Population Effects - the degree to which individuals other than the person with the illness will be affected.  Examples include public health concerns due the spread of untreated tuberculosis or public safety concerns resulting from untreated severe mental illness.  Range of 0 (no effects) to 5 (widespread effects).
 
Vulnerability of Population Affected - to what degree does the condition affect vulnerable populations such as those of certain racial/ethnic decent or those afflicted by certain debilitating illnesses such as HIV disease or alcohol & drug dependence?  Range of 0 (no vulnerability) to 5 (high vulnerability).
 
Tertiary Prevention - in considering the ranking of services within new categories 6 and 7, to what degree does early treatment prevent complications of the disease (not including death)?  Range of 0 (doesn’t prevent complications) to 5 (prevents severe complications).
 
Effectiveness - to what degree does the treatment achieve its intended purpose?
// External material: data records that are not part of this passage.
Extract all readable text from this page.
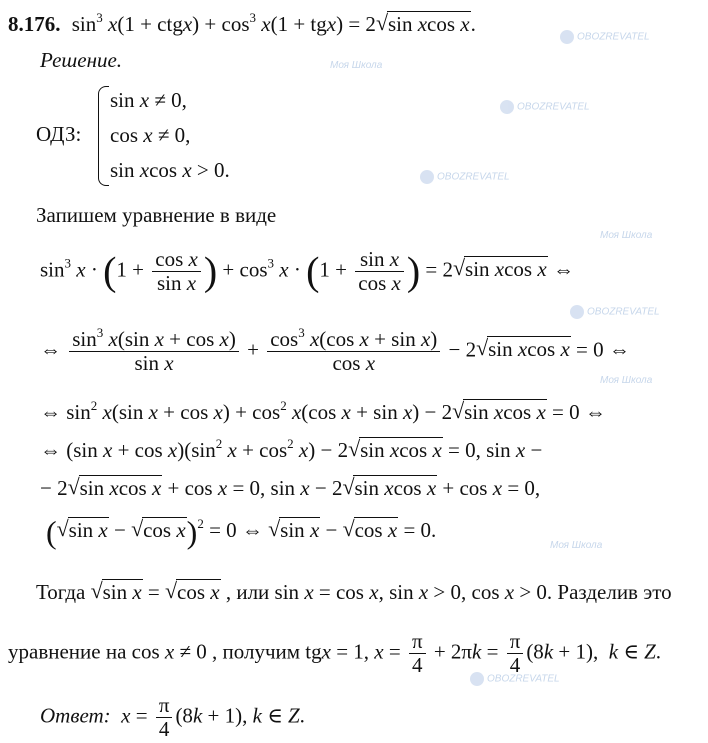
8.176. $\sin^3 x(1$ + ctgx) + $\cos^3 x(1 + tgx) = 2√$ sin xcos x.
Решение.
ОДЗ:
sin x ≠ 0,
cos x ≠ 0,
sin xcos x > 0.
Запишем уравнение в виде
$\sin^3 x \cdot (1 + \frac{\text{cos x}}{\text{sin x}}$ ) + $\cos^3 x \cdot (1 + \frac{\text{sin x}}{\text{cos x}}$ ) = 2√ sin xcos x ⇔
⇔ $\frac{\sin^3 x(\sin x + \cos x)}{\text{sin x}} + \frac{\cos^3 x(\cos x + \sin x)}{\text{cos x}} - 2√$ sin xcos x = 0 ⇔
⇔ $\sin^2 x(\sin$ $x + \cos x) + \cos^2 x(\cos$ x + sin x) − 2√ sin xcos x = 0 ⇔
⇔ (sin $x + \cos x)(\sin^2$ $x + \cos^2 x) - 2√$ sin xcos x = 0, sin x −
− 2√ sin xcos x + cos x = 0, sin x − 2√ sin xcos x + cos x = 0,
(√ sin x − √ cos x)$^2$ = 0 ⇔ √ sin x − √ cos x = 0.
Тогда √ sin x = √ cos x , или sin x = cos x, sin x > 0, cos x > 0. Разделив это
уравнение на cos x ≠ 0 , получим tgx = 1, $x = \frac{\pi}{4} + 2\pi k = \frac{\pi}{4} (8k + 1)$,  k ∈ Z.
Ответ: $x = \frac{\pi}{4} (8k + 1)$, k ∈ Z.
OBOZREVATEL
Моя Школа
OBOZREVATEL
OBOZREVATEL
Моя Школа
OBOZREVATEL
Моя Школа
Моя Школа
OBOZREVATEL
Range of 0 (no effectiveness) to 5 (high effectiveness).
 
Need for Medical Services - the percentage of time in which medical services would be required after the diagnosis has been established.  Percentage from 0 (services never required) to 1 (services always required).
 
Net Cost - the cost of treatment for the typical case (including lifetime costs associated with chronic diseases) minus the expected costs if treatment is not provided -- including costs incurred through safety net providers (e.g., emergency departments) for urgent or emergent care related to the injury/illness or resulting complications.  Range of 0 (high net cost) to 5 (cost saving).